It has become evident that on this campus relationships are becoming more and more like marriages without the ring. A couple begins by spending weekends at each other’s houses, then it increases to three or four times a week and then every night. The next thing you know there is an extra toothbrush in your holder, extra shoes under your bed and extra clothes in your closet.
Though while you and your mate are now sharing a room what else are you sharing? Does your boy or girlfriend have the password to your e-mail address? Does he or she know the secret code that locks and unlocks your phone? Or does he or she have a key to your house? Some students on this campus would argue that some things should be kept private.

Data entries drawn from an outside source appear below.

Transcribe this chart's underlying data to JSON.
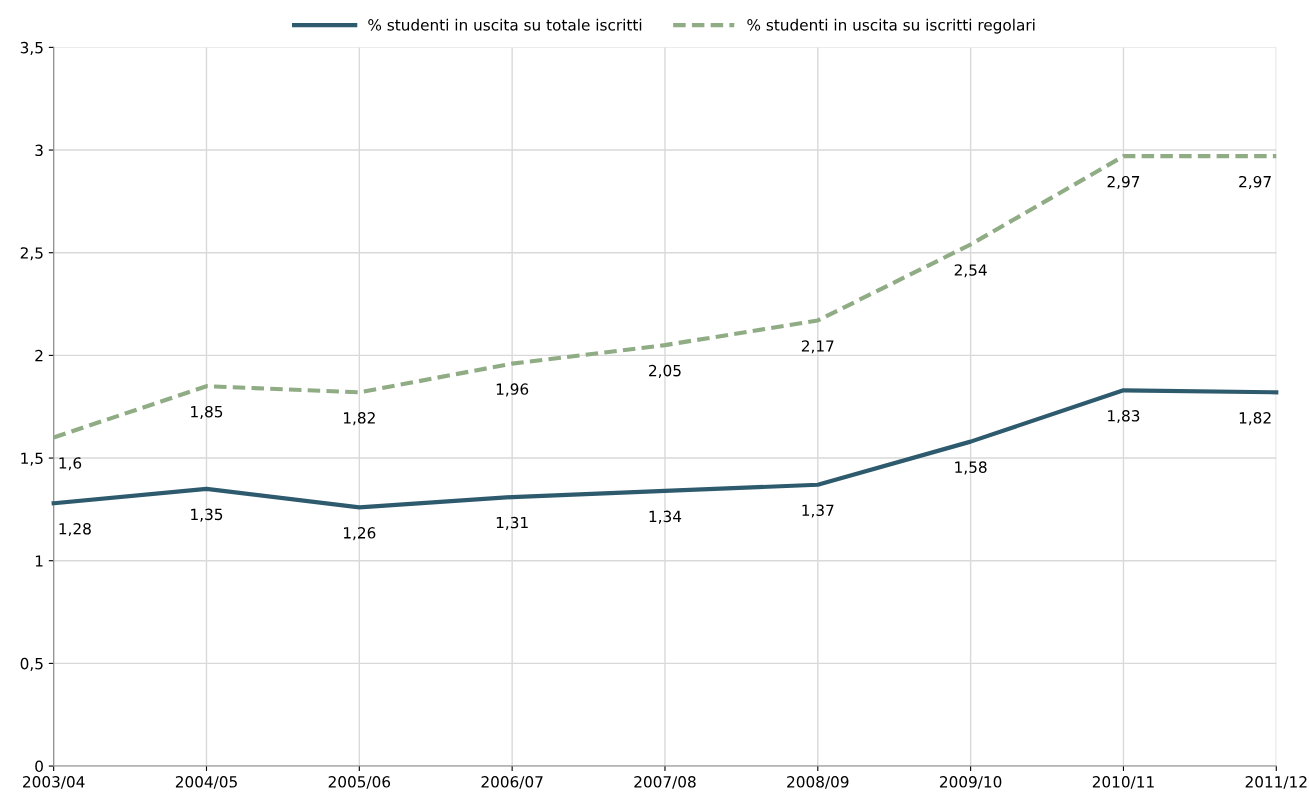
{
  "chart_data": {
    "type": "line",
    "categories": [
      "2003/04",
      "2004/05",
      "2005/06",
      "2006/07",
      "2007/08",
      "2008/09",
      "2009/10",
      "2010/11",
      "2011/12"
    ],
    "series": [
      {
        "name": "% studenti in uscita su totale iscritti",
        "color": "#2e5a6e",
        "line_style": "solid",
        "values": [
          1.28,
          1.35,
          1.26,
          1.31,
          1.34,
          1.37,
          1.58,
          1.83,
          1.82
        ],
        "value_labels": [
          "1,28",
          "1,35",
          "1,26",
          "1,31",
          "1,34",
          "1,37",
          "1,58",
          "1,83",
          "1,82"
        ]
      },
      {
        "name": "% studenti in uscita su iscritti regolari",
        "color": "#8fac84",
        "line_style": "dashed",
        "values": [
          1.6,
          1.85,
          1.82,
          1.96,
          2.05,
          2.17,
          2.54,
          2.97,
          2.97
        ],
        "value_labels": [
          "1,6",
          "1,85",
          "1,82",
          "1,96",
          "2,05",
          "2,17",
          "2,54",
          "2,97",
          "2,97"
        ]
      }
    ],
    "ylim": [
      0,
      3.5
    ],
    "yticks": [
      0,
      {
        "value": 0.5,
        "label": "0,5"
      },
      1,
      {
        "value": 1.5,
        "label": "1,5"
      },
      2,
      {
        "value": 2.5,
        "label": "2,5"
      },
      3,
      {
        "value": 3.5,
        "label": "3,5"
      }
    ],
    "grid": true,
    "legend": "top"
  }
}
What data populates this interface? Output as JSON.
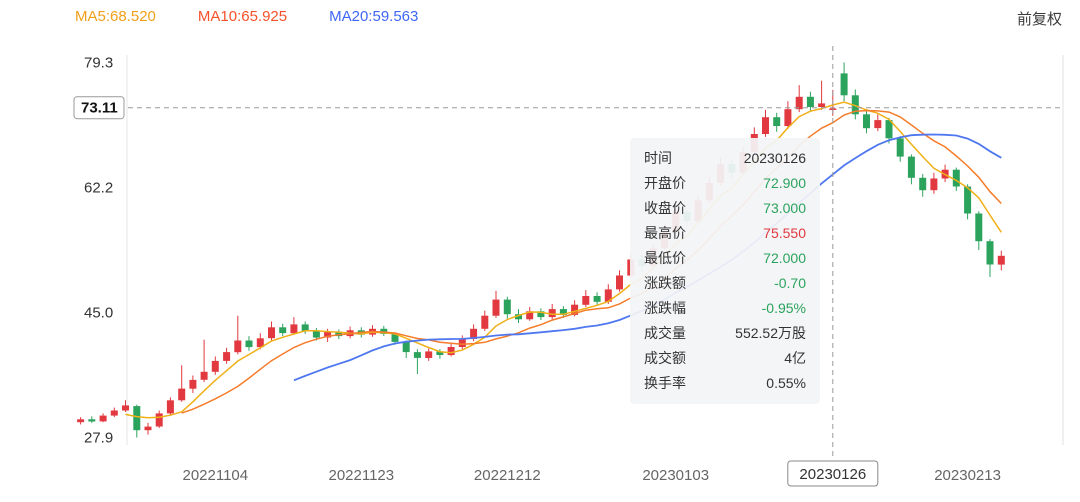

Shakema Colman, a third-year elementary education major from South Carolina does not feel that passwords and things should be shared between mates. “Me personally, I wouldn’t share all of that with my boyfriend, but everyone is different. I think people should do what makes them happy.” Colman, 20, feels that if people want to know that information then their motif might be because they suspect their mate is hiding something and don’t trust him or her.
Micheal Spence however feels differently about the topic. When asked whether or not couples should share keys and passwords he said there is nothing wrong with it. “As long as your boy or girlfriend’s roommates don’t mind you having a key to their apartment, then there shouldn’t be a problem.” Spence, 22, and a fourth year Health and Physical Education major form Miami has been in a relationship with his girlfriend for over a year and admits they share everything from passwords, to social security numbers.
Another male on campus had a similar view.
“Why wouldn’t you share your passwords and things with your mate?” asked Kevin Robinson, 22. “If you are trying to keep things from the person you are with, then there is no genuine attraction.” Robinson is a fourth year Physics major from Bowie, Maryland, and prior to marrying his wife of eight months, they hid nothing from each other.
Ultimately the choice is up to the couple. If both you and your mate feel that your relationship has grown enough to the point where you can share everything, and you both are mature enough to handle each other’s private information then do it.
The information should not be shared to spy or check up on your boy or girlfriend. If you feel there is a need to check up on your mate, or keep things from them then you should look at the relationship and ask yourself why.